Sunday, December 10, 2006

Sunday Drivers

I hate the way people drive in this state!

My hypothesis is that native New Mexicans don’t use turn signals, but we transplants do. I think it comes from them learning to drive on the farm, where there’s no one else on the road.

Inconsistent drivers drive me batty (pun intended). Why do you pass me and then slow down, making me pass you in turn? ... and then make a turn/exit? ... and then get stuck behind the guy who is the reason I was driving so slowly in the first place?

People weaving in and out of lanes make me nervous. The more lane changes they make (usually over the speed limit and without using signals), the more likely they are to cause a collision. (Notice I didn’t say "accident". Accidents can’t be prevented.) I recently saw a pickup truck pulling a trailer swerving in and out of lanes in Albuquerque. That guy cut his passing distance so close that I was afraid I’d have to dodge shrapnel.

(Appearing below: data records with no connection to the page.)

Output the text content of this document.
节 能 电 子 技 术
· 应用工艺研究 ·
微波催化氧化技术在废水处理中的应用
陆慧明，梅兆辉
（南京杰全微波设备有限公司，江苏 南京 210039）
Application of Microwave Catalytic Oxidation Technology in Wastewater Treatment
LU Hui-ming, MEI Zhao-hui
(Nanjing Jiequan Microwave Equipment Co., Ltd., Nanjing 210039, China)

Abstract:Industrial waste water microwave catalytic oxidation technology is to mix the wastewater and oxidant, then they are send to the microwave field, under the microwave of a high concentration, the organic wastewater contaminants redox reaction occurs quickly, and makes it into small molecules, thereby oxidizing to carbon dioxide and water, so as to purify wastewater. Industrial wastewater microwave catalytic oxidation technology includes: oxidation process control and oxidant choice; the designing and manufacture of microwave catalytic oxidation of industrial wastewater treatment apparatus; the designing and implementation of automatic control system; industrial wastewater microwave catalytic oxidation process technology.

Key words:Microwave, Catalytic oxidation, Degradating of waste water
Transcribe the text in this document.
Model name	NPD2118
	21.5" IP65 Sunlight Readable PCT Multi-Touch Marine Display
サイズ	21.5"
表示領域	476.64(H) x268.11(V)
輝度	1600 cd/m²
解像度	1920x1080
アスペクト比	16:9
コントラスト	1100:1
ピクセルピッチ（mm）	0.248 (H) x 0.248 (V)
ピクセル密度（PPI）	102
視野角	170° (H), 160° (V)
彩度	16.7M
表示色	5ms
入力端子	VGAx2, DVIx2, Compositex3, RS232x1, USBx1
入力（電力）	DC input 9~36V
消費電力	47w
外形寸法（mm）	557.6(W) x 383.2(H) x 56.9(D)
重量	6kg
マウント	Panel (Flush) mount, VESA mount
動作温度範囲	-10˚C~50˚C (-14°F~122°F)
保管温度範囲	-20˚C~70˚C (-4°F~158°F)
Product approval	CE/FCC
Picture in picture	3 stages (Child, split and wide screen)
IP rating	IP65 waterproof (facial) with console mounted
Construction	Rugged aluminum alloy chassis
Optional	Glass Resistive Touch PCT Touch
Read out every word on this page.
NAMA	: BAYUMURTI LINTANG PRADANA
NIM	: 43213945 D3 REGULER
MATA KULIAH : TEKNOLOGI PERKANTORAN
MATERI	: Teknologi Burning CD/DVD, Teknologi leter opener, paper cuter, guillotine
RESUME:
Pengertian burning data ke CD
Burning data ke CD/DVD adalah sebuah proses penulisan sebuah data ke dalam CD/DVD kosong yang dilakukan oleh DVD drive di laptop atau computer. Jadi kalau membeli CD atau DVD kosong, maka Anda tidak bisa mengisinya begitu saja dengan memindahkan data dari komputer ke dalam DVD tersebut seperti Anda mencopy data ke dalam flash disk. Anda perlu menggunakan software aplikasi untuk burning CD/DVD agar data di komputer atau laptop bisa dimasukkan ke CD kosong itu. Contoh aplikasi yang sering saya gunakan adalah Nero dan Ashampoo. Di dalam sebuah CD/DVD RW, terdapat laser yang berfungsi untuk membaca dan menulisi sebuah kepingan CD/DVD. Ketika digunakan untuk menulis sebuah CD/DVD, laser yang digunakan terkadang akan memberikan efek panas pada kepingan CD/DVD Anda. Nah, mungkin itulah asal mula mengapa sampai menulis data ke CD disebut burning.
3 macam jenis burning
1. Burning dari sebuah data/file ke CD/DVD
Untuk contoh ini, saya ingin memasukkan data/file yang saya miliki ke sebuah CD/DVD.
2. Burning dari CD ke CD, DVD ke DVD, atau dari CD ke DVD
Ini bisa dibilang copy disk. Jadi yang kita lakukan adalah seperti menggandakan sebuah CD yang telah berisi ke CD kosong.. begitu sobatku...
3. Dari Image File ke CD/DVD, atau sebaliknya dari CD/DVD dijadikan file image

Californians have been stereotyped for speeding, but I was entirely comfortable on the freeways around San Diego. (They used turn signals!) My only problem in the greater Los Angeles area was the way that Boss was driving. (Then again, he’s a native New Mexican.)

Texans usually speed. When I pass a Texan (which is rare), I look at the speedometer, to make sure that my cruise control hasn’t gone wonky. I think only Texans can read the fine print on speed limit signs that says, "For non-Texans only."

Arizonans actually come from every place else, so they’re too difficult to classify.

When I was back in New Jersey for my high school reunion, I drove with the flow of traffic. It was only five miles per hour over the speed limit.

This is why you need to drive defensively. You never know what turkeys are on the road with you.